Cooke’s work in the Cognitive Engineering Research on Team Tasks lab examines how soldiers function as a team over “distributed space.” Based on her research findings, Cooke concluded that dispersion is not detrimental to team performance, although the absence of co-location may hinder team dynamics. Specifically, she found that under increased workload teams that are in the same location demonstrate greater task knowledge than distributed teams. Cooke concluded by stating that dispersion may indeed by detrimental to team process (although not necessarily outcome) in that distributed teams talk and debrief less.

In any team, members of diverse backgrounds must come together to form a cohesive unit in order to be successful. In his talk on “Leadership and Performance Requirements Across Different Types of Multicultural and Multinational Collaborations,” Zaccaro identified today’s leadership environment as “virtual, global, and still interdependent.” He identified many dimensions of culture relevant for team effectiveness, including individualism, collectivism, and long vs. short-term orientation. Zaccaro stated that the many problems in leadership result from differences in culture; as teams become increasingly multinational, team members must take into account existing cultural differences. Similar to successful sports teams, members of a successful business or research team not only know each other as professionals but also as people with varied backgrounds and experiences.

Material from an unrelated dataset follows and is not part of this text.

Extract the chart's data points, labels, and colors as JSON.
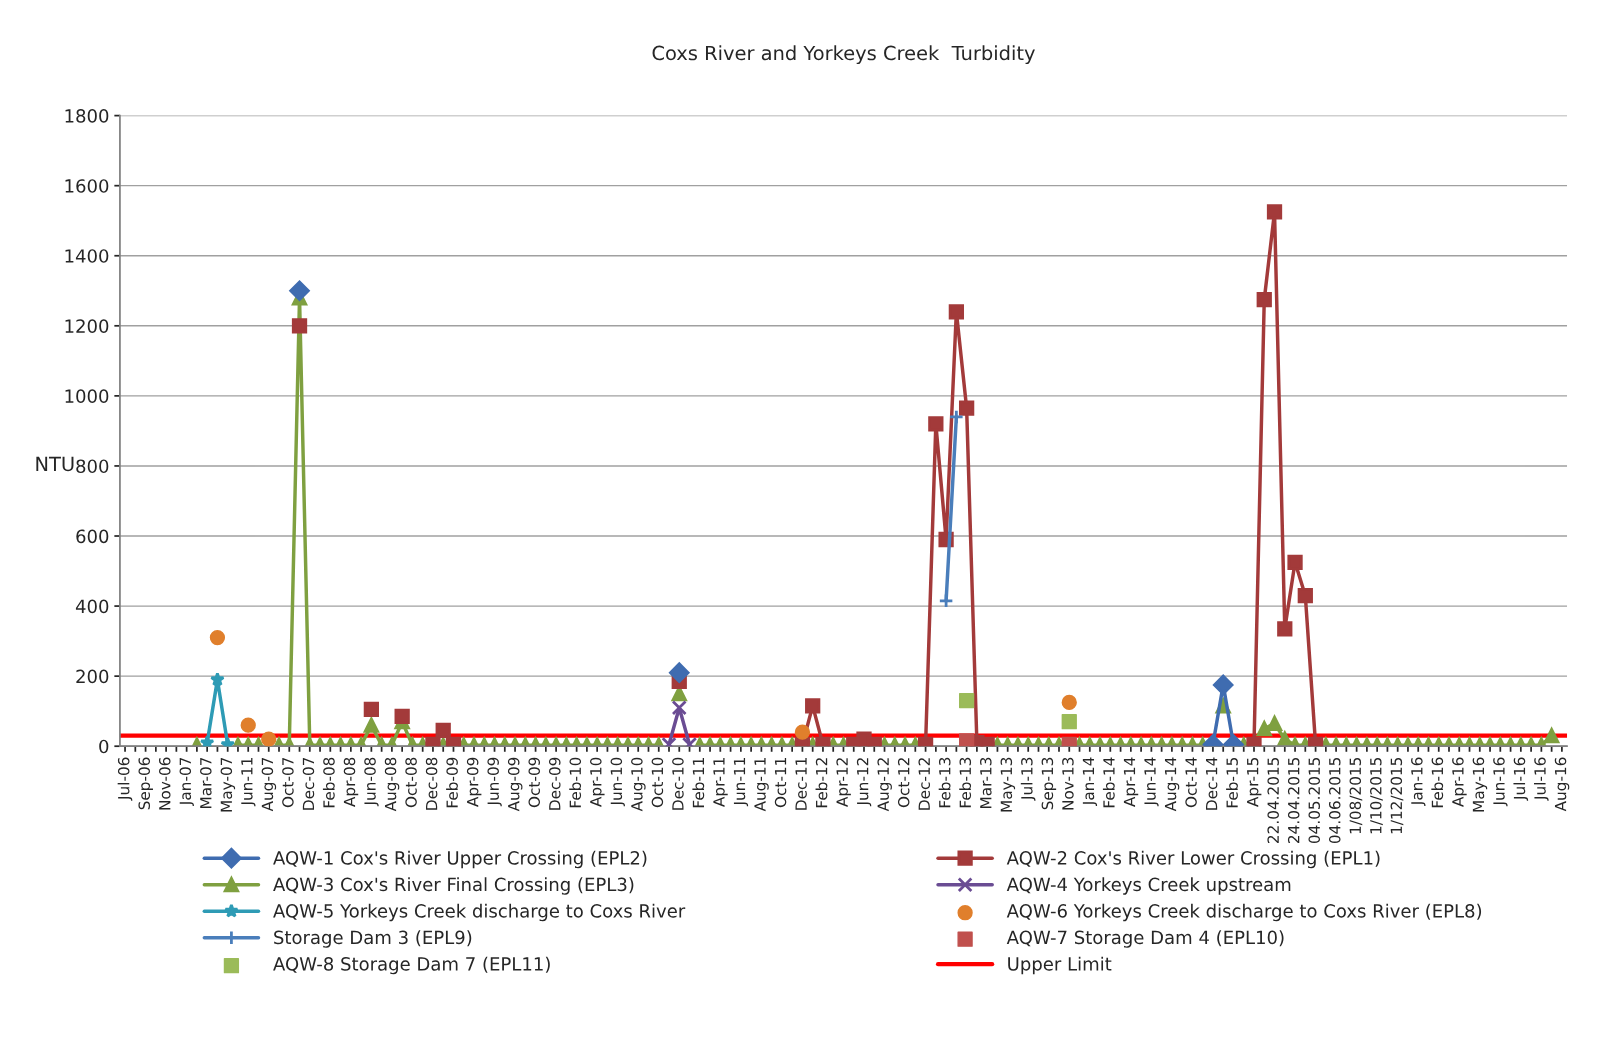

Fritzsche concluded the symposium with her talk “Improving Team Adaptability Using Contrasting Cases Training.” Fritzsche focused on how training can be used to encourage adaptability, saying that “instruction that results in learning how to recall information does not necessarily lead to learner’s use of that information.” Her examination of the strategies used in making military decisions uncovered differences in strategic and procedural knowledge among participants, although no differences were found on reactions and declarative memory. Fritzsche also found that interactive leadership methods are more effective than traditional instructional techniques.